To navigate on changing terrain and pull away from hot surfaces, your feet need to feel touch. However, numbness or tingling in the foot may indicate that you are experiencing little to no sensation.
It could be temporary or a sign of diabetes. It can also become more severe over time. It is possible to feel numbness in your feet at first. As time passes, you may lose more sensation. You may be able to slow down or even reverse the progression of numbness in your feet by seeking medical advice.
What symptoms can you expect from numbness in the foot?
Numbness in the foot is caused by a loss of sensation. Because your feet are not in contact with the ground, this can affect your senses of balance and touch.
Sensation loss is the most common symptom of numbness. However, there are other, more unusual sensations. These sensations include:
- pins-and-needles sensation
- Foot or feet that feel weak
These symptoms may help your doctor determine the cause of your numbness.
What causes numbness of your foot?
The nerves running through your body are a complex network. They travel from your fingers and toes to your brain. You may feel numbness in the foot if there is damage to, an infection, blockage or compression of a nerve.
There are several medical conditions that can cause numbness to your feet, including:
After prolonged periods of sitting, you may feel numbness in the foot. This is often called “going into sleep” and it occurs when nerves leading to your feet are compressed during sitting. Your foot might feel numb when you stand until blood flow returns. Usually, a pins-and needles feeling will follow before blood flow and sensation return to the foot.
How do I get medical attention for numbness or tingling in my foot?
A sudden, severe numbness in the foot or other symptoms such as difficulty breathing can indicate a serious problem. If you feel the following symptoms in your foot, as well as numbness, seek immediate medical attention.
- Talking is difficult
- Loss of bladder, bowel control
- Numbness that starts in minutes or hours
- Multiple parts of the body feel numb
- After sustaining a head injury, numbness occurs.
- Severe headaches
- Trouble breathing
Although not always an emergency, the combination of these symptoms and foot numbness can be a sign that you have:
- transient ischemic attacks (also called TIA or “mini stroke”)
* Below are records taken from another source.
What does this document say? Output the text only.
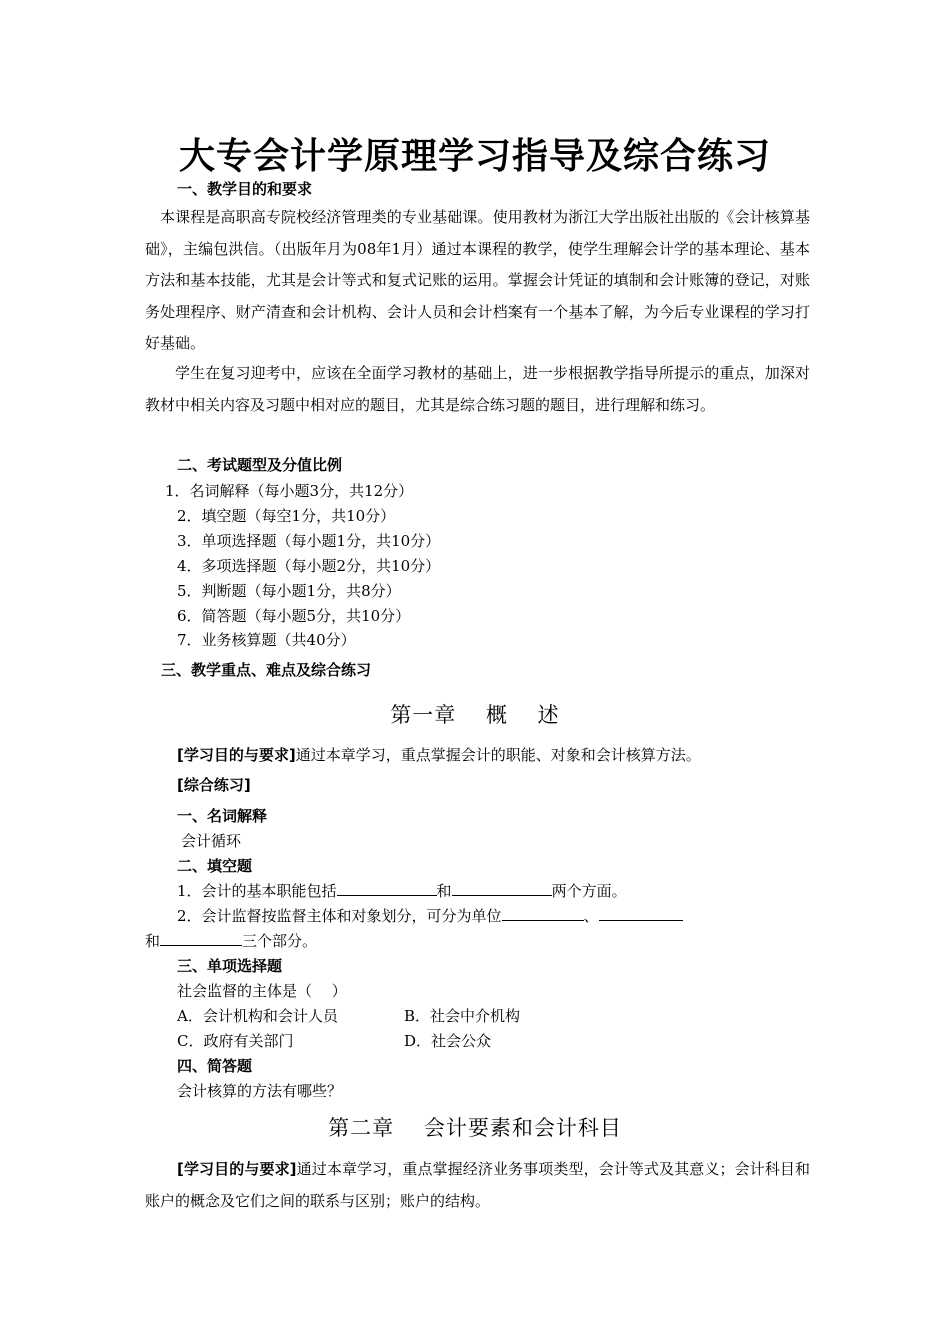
大专会计学原理学习指导及综合练习
一、教学目的和要求
本课程是高职高专院校经济管理类的专业基础课。使用教材为浙江大学出版社出版的《会计核算基础》，主编包洪信。（出版年月为08年1月）通过本课程的教学，使学生理解会计学的基本理论、基本方法和基本技能，尤其是会计等式和复式记账的运用。掌握会计凭证的填制和会计账簿的登记，对账务处理程序、财产清查和会计机构、会计人员和会计档案有一个基本了解，为今后专业课程的学习打好基础。
学生在复习迎考中，应该在全面学习教材的基础上，进一步根据教学指导所提示的重点，加深对教材中相关内容及习题中相对应的题目，尤其是综合练习题的题目，进行理解和练习。
二、考试题型及分值比例
1．名词解释（每小题3分，共12分）
2．填空题（每空1分，共10分）
3．单项选择题（每小题1分，共10分）
4．多项选择题（每小题2分，共10分）
5．判断题（每小题1分，共8分）
6．简答题（每小题5分，共10分）
7．业务核算题（共40分）
三、教学重点、难点及综合练习
第一章　 概　 述
[学习目的与要求]通过本章学习，重点掌握会计的职能、对象和会计核算方法。
[综合练习]
一、名词解释
会计循环
二、填空题
1．会计的基本职能包括	和	两个方面。
2．会计监督按监督主体和对象划分，可分为单位	、
和	三个部分。
三、单项选择题
社会监督的主体是（　 ）
A．会计机构和会计人员	B．社会中介机构
C．政府有关部门	D．社会公众
四、简答题
会计核算的方法有哪些？
第二章　 会计要素和会计科目
[学习目的与要求]通过本章学习，重点掌握经济业务事项类型，会计等式及其意义；会计科目和账户的概念及它们之间的联系与区别；账户的结构。
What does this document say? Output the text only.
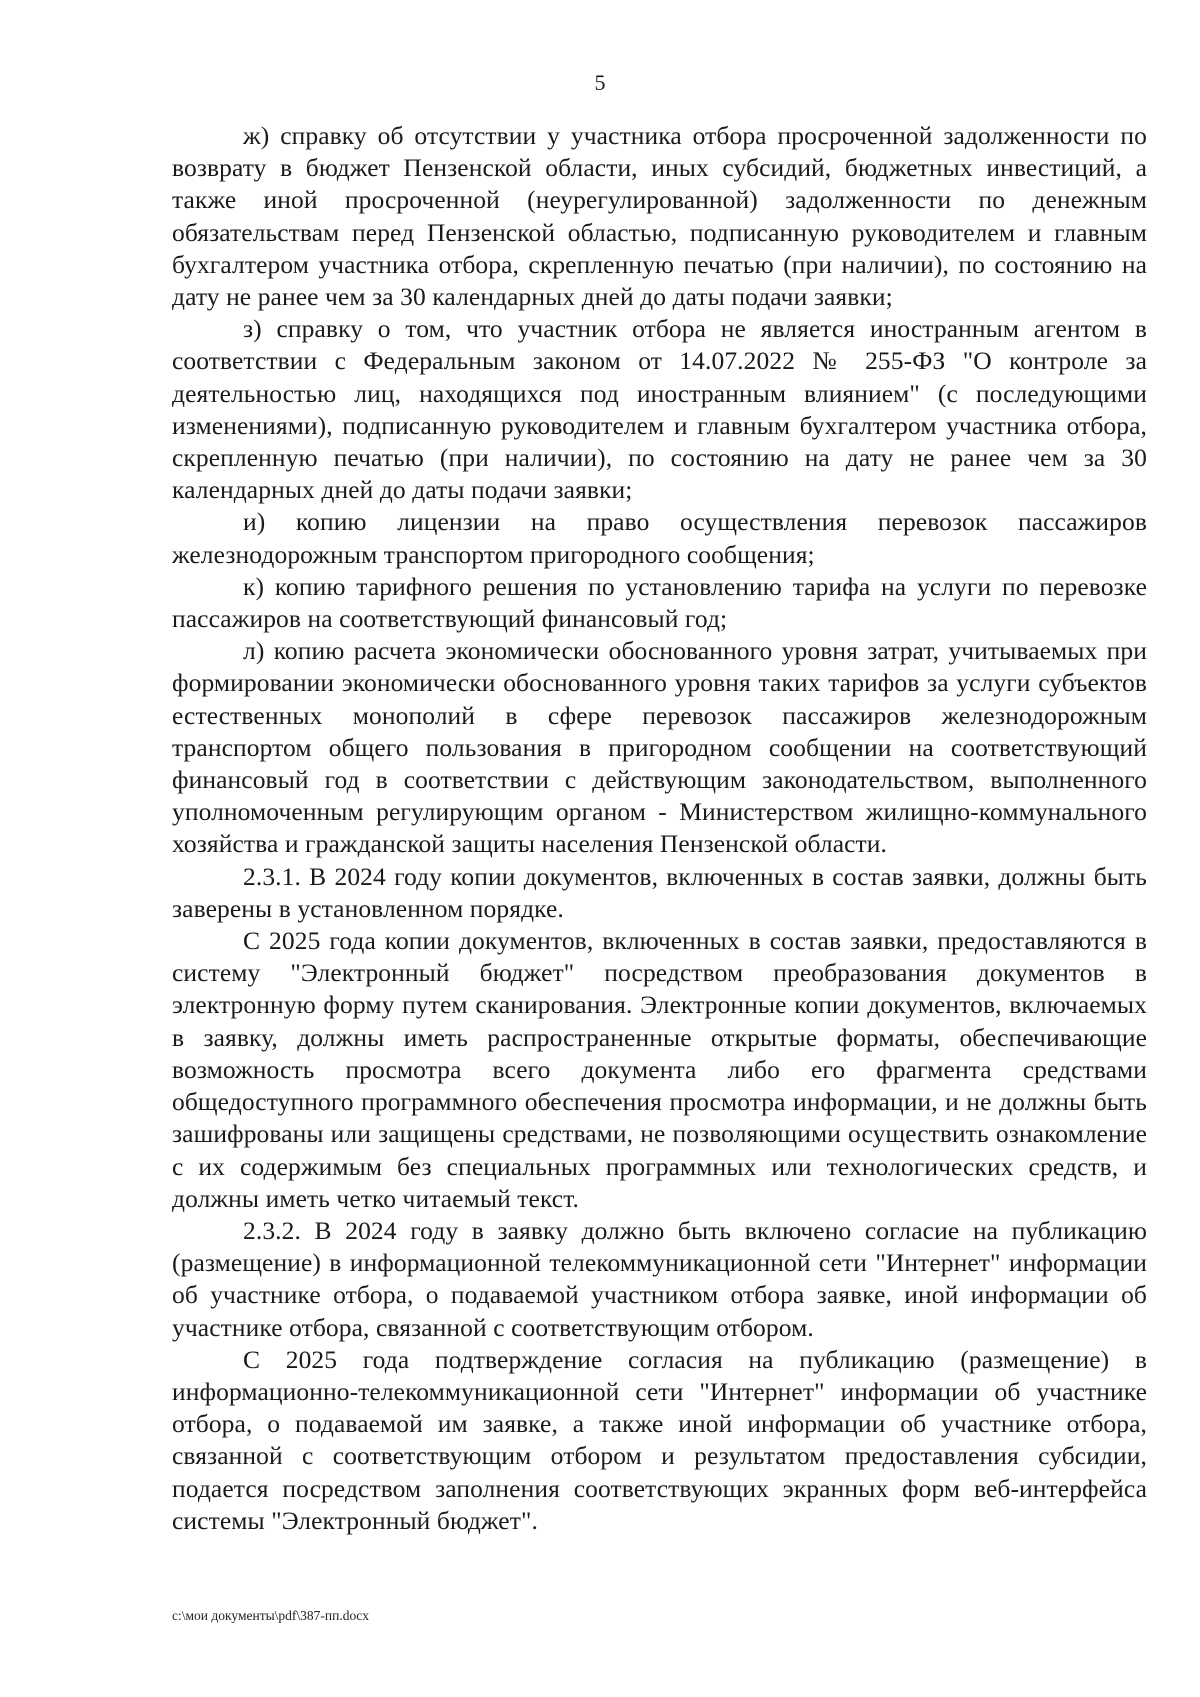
5

ж) справку об отсутствии у участника отбора просроченной задолженности по возврату в бюджет Пензенской области, иных субсидий, бюджетных инвестиций, а также иной просроченной (неурегулированной) задолженности по денежным обязательствам перед Пензенской областью, подписанную руководителем и главным бухгалтером участника отбора, скрепленную печатью (при наличии), по состоянию на дату не ранее чем за 30 календарных дней до даты подачи заявки;

з) справку о том, что участник отбора не является иностранным агентом в соответствии с Федеральным законом от 14.07.2022 № 255-ФЗ "О контроле за деятельностью лиц, находящихся под иностранным влиянием" (с последующими изменениями), подписанную руководителем и главным бухгалтером участника отбора, скрепленную печатью (при наличии), по состоянию на дату не ранее чем за 30 календарных дней до даты подачи заявки;

и) копию лицензии на право осуществления перевозок пассажиров железнодорожным транспортом пригородного сообщения;

к) копию тарифного решения по установлению тарифа на услуги по перевозке пассажиров на соответствующий финансовый год;

л) копию расчета экономически обоснованного уровня затрат, учитываемых при формировании экономически обоснованного уровня таких тарифов за услуги субъектов естественных монополий в сфере перевозок пассажиров железнодорожным транспортом общего пользования в пригородном сообщении на соответствующий финансовый год в соответствии с действующим законодательством, выполненного уполномоченным регулирующим органом - Министерством жилищно-коммунального хозяйства и гражданской защиты населения Пензенской области.

2.3.1. В 2024 году копии документов, включенных в состав заявки, должны быть заверены в установленном порядке.

С 2025 года копии документов, включенных в состав заявки, предоставляются в систему "Электронный бюджет" посредством преобразования документов в электронную форму путем сканирования. Электронные копии документов, включаемых в заявку, должны иметь распространенные открытые форматы, обеспечивающие возможность просмотра всего документа либо его фрагмента средствами общедоступного программного обеспечения просмотра информации, и не должны быть зашифрованы или защищены средствами, не позволяющими осуществить ознакомление с их содержимым без специальных программных или технологических средств, и должны иметь четко читаемый текст.

2.3.2. В 2024 году в заявку должно быть включено согласие на публикацию (размещение) в информационной телекоммуникационной сети "Интернет" информации об участнике отбора, о подаваемой участником отбора заявке, иной информации об участнике отбора, связанной с соответствующим отбором.

С 2025 года подтверждение согласия на публикацию (размещение) в информационно-телекоммуникационной сети "Интернет" информации об участнике отбора, о подаваемой им заявке, а также иной информации об участнике отбора, связанной с соответствующим отбором и результатом предоставления субсидии, подается посредством заполнения соответствующих экранных форм веб-интерфейса системы "Электронный бюджет".

c:\мои документы\pdf\387-пп.docx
If your feet numbness is causing you to slip or trip, make an appointment with your doctor. If the numbness is getting worse, you should also visit your doctor.
For foot numbness due to diabetes, you should make an appointment with your doctor. Foot numbness can be caused by diabetes.
What is the best way to diagnose numbness in your feet?
The severity of your symptoms will determine the diagnosis of foot numbness. If you have stroke-like symptoms, a doctor might order a CT scan. A doctor can view your brain to identify any bleeding or blockages that may be causing your symptoms.
Your doctor may also ask you for your medical history and a description about your symptoms. Some questions may include:
- How long can the numbness go on?
- What other symptoms are you experiencing in addition to the numbness and tingling?
- What was the first time you felt numbness in your feet?
- Is numbness worse than apathy?
- What is the secret to numbness?
A physical exam usually follows after you have shared your medical history with your doctor. Most likely, your doctor will examine your feet to determine if sensation loss has affected one or both of your feet. Your doctor might order the following tests:
- Electromyography measures the muscle response to electrical stimulation.
- Magnetic resonance imaging (MRI). Study to see abnormalities in the spine or spinal cord.
- Nerve conduction studies are used to measure the conductivity of electric currents in nerves.
The suspected diagnosis may require additional tests.
How can you treat numbness in the foot?
Numbness in your feet is a common sign of imbalance. It can also increase your chance of falling. A balance program can be developed with the help of a physical therapist. This will reduce your chance of falling.
Moving and doing exercises that aren’t painful for your feet can help improve blood flow to the nerves. Talk to your doctor or physical therapist about creating an exercise program that suits you.
It is important to treat numbness in the feet. The lack of sensation in your feet can lead to foot injuries, trips, and falls. If you are unable to feel the foot, you may not know that there is a cut or injury. If you have reduced circulation, your wound might not heal as quickly.
The root cause of the numbness in your feet may be treated.
If you experience chronic numbness in the foot, your doctor may recommend that you see a podiatrist at minimum once a year. These are some things to remember:
- Regularly inspect your feet for any cuts or injuries.
- Place a mirror on the ground so that you can better see your soles
- To minimize the risk of foot injuries, wear shoes that are well-fitting and comfortable.
These precautions can help to minimize other problems that may be caused by foot numbness.